The Children's Society's second annual Good Childhood Report shows that children’s happiness and satisfaction levels overall have continued to stall following a rise from 1994 to 2008.

Forty-two thousand children aged eight to 17 were surveyed on factors including their families' financial situation, health, education, behaviour, housing,sense of independence and their relationships with friends and family.

Children with low well-being are over 20 times less likely than other children to feel safe at home, eight times more likely to say that their family does not get along well together and five times more likely to report having recently been bullied. The amount of harmony, support and parental control within families all have a significant impact on children's well-being.

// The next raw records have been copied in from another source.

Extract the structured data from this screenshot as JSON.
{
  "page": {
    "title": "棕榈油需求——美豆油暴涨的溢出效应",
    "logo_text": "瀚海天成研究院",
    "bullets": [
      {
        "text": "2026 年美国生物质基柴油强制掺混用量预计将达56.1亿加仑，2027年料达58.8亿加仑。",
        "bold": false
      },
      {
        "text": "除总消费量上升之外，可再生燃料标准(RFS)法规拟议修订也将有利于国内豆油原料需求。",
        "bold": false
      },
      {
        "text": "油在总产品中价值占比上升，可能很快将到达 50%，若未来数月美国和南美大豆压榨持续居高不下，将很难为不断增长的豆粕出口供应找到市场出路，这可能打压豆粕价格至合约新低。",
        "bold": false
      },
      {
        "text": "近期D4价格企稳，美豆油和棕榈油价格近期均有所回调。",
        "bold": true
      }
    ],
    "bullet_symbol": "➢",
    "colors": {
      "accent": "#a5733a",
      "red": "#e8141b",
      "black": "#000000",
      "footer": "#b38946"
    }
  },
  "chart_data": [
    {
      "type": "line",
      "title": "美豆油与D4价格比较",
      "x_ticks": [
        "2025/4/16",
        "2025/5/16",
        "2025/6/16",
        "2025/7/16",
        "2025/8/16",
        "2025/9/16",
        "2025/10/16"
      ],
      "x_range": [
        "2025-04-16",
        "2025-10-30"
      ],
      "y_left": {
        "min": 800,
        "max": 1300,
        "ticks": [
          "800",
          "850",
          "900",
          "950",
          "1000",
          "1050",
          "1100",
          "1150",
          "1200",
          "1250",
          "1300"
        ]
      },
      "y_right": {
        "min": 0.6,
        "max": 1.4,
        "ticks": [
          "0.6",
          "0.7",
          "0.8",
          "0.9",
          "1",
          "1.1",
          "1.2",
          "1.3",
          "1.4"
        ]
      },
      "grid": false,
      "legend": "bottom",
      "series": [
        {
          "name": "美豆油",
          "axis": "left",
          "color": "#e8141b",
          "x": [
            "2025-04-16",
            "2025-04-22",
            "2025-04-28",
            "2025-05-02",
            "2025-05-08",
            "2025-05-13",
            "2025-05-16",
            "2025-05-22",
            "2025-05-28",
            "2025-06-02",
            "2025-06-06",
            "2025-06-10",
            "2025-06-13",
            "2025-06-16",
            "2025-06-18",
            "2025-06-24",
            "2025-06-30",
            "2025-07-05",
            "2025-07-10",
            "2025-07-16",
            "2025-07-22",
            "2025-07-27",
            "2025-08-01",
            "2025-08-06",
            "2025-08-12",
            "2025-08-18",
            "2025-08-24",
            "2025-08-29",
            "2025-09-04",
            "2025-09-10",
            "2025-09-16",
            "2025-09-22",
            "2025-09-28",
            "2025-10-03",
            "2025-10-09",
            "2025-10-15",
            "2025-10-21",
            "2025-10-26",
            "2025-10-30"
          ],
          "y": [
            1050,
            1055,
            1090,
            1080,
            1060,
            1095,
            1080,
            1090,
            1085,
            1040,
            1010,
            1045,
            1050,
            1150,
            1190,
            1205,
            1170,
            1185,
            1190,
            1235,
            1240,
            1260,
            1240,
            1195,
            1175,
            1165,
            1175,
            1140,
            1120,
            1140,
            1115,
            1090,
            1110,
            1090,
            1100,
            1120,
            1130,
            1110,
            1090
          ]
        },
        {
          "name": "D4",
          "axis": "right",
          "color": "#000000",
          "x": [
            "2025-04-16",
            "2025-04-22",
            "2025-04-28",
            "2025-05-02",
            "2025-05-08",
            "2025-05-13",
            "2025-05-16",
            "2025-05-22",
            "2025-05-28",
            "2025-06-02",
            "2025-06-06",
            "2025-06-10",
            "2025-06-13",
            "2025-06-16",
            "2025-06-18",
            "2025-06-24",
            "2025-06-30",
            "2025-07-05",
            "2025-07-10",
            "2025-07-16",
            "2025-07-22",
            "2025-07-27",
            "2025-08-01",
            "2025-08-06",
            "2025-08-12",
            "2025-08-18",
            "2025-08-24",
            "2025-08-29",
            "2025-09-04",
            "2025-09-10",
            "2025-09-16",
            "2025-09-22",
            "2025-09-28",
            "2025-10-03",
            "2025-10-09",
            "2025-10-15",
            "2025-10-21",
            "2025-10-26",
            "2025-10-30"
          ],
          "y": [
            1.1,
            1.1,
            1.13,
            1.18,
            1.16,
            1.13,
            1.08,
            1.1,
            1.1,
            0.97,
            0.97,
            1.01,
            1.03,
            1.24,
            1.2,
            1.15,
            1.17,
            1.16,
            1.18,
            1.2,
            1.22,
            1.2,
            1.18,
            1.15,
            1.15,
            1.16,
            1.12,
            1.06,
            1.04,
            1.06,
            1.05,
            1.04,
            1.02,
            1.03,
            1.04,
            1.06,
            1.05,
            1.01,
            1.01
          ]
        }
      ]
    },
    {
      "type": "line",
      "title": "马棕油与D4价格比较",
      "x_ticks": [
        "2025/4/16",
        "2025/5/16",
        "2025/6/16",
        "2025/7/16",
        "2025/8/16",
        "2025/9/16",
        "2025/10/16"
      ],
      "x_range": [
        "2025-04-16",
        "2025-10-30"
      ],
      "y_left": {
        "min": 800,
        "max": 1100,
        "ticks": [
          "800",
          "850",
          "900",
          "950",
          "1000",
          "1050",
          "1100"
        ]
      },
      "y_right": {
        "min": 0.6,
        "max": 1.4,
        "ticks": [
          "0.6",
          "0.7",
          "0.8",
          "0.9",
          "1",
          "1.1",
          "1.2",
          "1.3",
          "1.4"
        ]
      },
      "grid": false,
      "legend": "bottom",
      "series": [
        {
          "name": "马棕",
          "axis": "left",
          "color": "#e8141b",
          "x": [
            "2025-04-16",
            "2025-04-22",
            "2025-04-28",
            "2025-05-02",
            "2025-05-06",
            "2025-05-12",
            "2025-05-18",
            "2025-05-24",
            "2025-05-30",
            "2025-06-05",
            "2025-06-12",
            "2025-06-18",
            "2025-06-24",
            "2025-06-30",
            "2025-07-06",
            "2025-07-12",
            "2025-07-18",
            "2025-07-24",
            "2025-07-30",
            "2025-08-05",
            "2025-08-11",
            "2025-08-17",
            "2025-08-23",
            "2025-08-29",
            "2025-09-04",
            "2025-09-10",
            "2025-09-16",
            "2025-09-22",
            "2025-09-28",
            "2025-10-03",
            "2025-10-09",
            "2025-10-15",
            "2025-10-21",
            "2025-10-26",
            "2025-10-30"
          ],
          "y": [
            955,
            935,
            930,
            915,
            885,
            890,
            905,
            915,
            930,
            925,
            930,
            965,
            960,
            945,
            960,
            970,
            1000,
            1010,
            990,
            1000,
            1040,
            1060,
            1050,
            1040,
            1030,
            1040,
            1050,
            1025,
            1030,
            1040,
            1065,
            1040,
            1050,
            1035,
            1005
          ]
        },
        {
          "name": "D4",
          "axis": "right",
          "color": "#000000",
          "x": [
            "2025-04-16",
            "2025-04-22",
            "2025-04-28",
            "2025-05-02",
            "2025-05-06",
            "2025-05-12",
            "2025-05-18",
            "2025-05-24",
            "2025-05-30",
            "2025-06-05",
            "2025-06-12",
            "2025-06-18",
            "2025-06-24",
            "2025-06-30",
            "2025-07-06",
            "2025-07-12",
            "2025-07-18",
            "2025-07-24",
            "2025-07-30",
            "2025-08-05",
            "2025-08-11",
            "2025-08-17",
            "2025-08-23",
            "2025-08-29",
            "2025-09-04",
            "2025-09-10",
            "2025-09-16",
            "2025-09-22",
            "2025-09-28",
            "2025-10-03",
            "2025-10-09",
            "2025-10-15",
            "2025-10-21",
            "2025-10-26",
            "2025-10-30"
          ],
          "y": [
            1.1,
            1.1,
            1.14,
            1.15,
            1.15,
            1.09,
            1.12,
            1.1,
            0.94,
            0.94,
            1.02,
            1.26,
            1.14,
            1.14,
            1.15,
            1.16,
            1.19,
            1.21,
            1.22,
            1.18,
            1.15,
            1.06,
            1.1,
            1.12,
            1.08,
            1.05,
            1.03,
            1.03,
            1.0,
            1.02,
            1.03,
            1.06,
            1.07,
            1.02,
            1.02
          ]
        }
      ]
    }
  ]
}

Matthew Reed, Chief Executive of The Children's Society, said:

"The well-being of our future generation in the UK is critical. So it is incredibly worrying that any improvements this country has seen in children's well-being over the last two decades appear to have stalled.

"These startling findings show that we should be paying particular attention to improving the happiness of this country's teenagers. These findings clearly show that we can't simply dismiss their low well-being as inevitable 'teen grumpiness'. They are facing very real problems we can all work to solve, such as not feeling safe at home, being exposed to family conflict or being bullied.

'It is so important that we all, from governments to professionals to parents,talk, listen and take seriously what children and teenagers are telling us."